Selanjutnya, pembicara kedua adalah Arsianto Poerwanto selaku Managing Director Investment Banking Group dari PT Samuel Sekuritas. Berfokus pada pembahasan menghilangkan risiko pada pendanaan mega proyek terkait proyek jalan tol. Arsianto membahas beberapa poin pada sesi diskusi tersebut, yang pertama mengenai jaminan pemerintah (government guarantee). Menurutnya, jaminan pemerintah adalah sesuatu yang sangat baik untuk dimiliki, tetapi sulit untuk didapatkan. Kemudian, beliau membahas terkait Proyek Strategis Nasional (PSN) yang mendiskusikan seputar akuisisi tanah dan juga penyesuaian tarif otomatis. Terakhir, Arsianto menjelaskan tentang penggunaan instrumen finansial yang tepat, di antaranya ada pendanaan jangka panjang oleh Bank, mekanisme hedging, dan instrumen jangka panjang lainnya seperti obligasi.
Acara berlanjut menuju sesi oleh pembicara ketiga, yaitu Aloysius Kiik Ro selaku Deputy President Director dari PT Hutama Karya (Persero). Pada sesinya, beliau berbagi seputar proyek pembangunan Jalan Tol Trans Sumatera (JTTS). Aloysius mengatakan bahwa Jalan Tol Trans Sumatera dinilai layak secara ekonomi, tetapi tidak secara finansial. Oleh karena itu, Pemerintah Republik Indonesia menugaskan Hutama Karya sebagai BUMN untuk mengembangkan JTTS. Pemerintah memberikan dukungan penuh kepada Hutama Karya untuk mengembangkan JTTS melalui berbagai skema serta sumber pendanaan.
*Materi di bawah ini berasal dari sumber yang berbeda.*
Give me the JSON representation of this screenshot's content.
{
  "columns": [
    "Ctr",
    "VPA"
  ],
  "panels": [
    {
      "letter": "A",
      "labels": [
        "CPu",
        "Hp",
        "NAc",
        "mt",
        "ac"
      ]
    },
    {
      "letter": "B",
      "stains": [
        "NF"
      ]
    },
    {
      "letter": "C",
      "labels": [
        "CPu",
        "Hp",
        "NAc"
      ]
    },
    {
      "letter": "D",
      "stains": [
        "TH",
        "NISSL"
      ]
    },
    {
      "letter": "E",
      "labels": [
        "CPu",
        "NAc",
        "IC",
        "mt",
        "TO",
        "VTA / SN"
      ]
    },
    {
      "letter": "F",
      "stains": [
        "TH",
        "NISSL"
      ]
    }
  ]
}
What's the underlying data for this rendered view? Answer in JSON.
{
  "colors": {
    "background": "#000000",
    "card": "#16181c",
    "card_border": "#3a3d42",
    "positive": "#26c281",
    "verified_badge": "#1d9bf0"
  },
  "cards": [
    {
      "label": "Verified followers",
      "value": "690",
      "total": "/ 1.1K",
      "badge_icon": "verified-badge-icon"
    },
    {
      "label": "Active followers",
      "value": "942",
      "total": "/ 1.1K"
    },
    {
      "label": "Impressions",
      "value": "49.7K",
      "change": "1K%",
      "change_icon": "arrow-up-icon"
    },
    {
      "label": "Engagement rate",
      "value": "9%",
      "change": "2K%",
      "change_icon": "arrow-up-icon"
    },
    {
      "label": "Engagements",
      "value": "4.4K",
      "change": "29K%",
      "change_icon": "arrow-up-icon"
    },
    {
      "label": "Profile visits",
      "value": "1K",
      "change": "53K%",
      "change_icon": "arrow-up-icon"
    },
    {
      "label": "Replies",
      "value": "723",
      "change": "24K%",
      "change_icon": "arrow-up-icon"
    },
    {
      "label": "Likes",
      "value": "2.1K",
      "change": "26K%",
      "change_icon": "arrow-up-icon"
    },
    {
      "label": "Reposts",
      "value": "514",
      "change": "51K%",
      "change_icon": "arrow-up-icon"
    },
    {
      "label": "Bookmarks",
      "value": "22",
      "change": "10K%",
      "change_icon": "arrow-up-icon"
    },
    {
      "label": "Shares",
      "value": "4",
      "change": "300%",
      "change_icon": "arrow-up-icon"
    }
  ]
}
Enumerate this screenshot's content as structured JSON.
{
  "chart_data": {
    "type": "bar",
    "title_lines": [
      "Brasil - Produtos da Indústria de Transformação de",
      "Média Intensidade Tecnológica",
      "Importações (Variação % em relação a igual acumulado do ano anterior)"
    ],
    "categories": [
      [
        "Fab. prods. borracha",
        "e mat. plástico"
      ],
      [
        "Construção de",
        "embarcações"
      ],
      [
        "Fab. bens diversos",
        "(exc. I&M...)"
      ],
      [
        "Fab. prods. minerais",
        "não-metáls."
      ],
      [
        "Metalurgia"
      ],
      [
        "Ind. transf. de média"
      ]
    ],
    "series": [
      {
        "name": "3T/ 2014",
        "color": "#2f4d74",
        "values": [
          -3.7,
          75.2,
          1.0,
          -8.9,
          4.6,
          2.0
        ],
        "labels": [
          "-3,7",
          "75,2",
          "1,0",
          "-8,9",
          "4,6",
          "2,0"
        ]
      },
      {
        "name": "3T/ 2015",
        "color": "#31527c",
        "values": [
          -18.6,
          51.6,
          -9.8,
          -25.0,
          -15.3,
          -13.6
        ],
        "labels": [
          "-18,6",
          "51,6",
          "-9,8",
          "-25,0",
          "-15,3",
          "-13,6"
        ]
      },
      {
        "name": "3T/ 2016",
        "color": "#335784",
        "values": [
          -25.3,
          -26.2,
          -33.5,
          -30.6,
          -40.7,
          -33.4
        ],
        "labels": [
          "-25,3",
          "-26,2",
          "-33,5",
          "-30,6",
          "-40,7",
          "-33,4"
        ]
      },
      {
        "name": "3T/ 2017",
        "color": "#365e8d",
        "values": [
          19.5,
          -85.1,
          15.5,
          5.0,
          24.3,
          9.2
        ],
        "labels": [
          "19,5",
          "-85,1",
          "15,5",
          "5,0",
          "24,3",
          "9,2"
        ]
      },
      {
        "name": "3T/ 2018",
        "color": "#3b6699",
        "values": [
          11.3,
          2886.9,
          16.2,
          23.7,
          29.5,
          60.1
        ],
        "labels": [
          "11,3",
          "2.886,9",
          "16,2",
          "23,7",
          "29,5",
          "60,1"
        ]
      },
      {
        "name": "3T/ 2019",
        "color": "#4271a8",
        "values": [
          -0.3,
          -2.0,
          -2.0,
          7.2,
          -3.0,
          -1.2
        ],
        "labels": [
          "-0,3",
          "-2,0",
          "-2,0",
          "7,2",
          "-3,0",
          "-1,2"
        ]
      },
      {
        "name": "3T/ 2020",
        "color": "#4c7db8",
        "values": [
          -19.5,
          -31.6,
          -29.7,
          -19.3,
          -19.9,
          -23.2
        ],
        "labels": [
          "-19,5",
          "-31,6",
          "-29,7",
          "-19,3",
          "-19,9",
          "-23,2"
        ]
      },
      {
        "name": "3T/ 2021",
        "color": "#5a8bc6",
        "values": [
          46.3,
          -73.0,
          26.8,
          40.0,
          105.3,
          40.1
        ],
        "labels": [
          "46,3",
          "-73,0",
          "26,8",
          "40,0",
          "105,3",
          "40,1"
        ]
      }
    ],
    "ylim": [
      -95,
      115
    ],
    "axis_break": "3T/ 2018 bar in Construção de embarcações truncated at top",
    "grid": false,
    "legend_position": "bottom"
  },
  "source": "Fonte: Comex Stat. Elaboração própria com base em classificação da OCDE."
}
Selain itu, Aloysius juga membahas tentang aset recycling yang juga dilakukan Hutama Karya dalam mengembangkan JTTS untuk mengurangi risiko finansial yang ada.
Kemudian, topik mengenai pendanaan dari mega proyek PT Perusahaan Listrik Negara (PLN) (Persero) pada sesinya dibahas oleh pembicara keempat, yaitu Maya Rani Puspita selaku Vice President of Financial Institution dari PT PLN (Persero). Maya membahas mengenai macam-macam skema pendanaan bagi PT PLN seperti pinjaman dua tahap, onshore/offshore direct lending tanpa/dengan jaminan pemerintah, obligasi global maupun lokal, dan lainnya. Selain itu, ia juga membandingkan dan membahas pertimbangan antara pendanaan dari Bank Pembangunan Multilateral dan Bank Komersial. Di akhir sesinya, Maya menjelaskan terkait beberapa milestone PT PLN (Persero) dalam mendanai proyek-proyeknya, di antaranya PLN menandatangani pembiayaan pinjaman USD 600 juta dengan ADB untuk mendorong proyek energi bersih dan pada Desember 2020 PLN berhasil mengeluarkan pinjaman hijau pertama senilai USD 500 juta. Acara ditutup dengan sesi diskusi antara pembicara dengan para partisipan.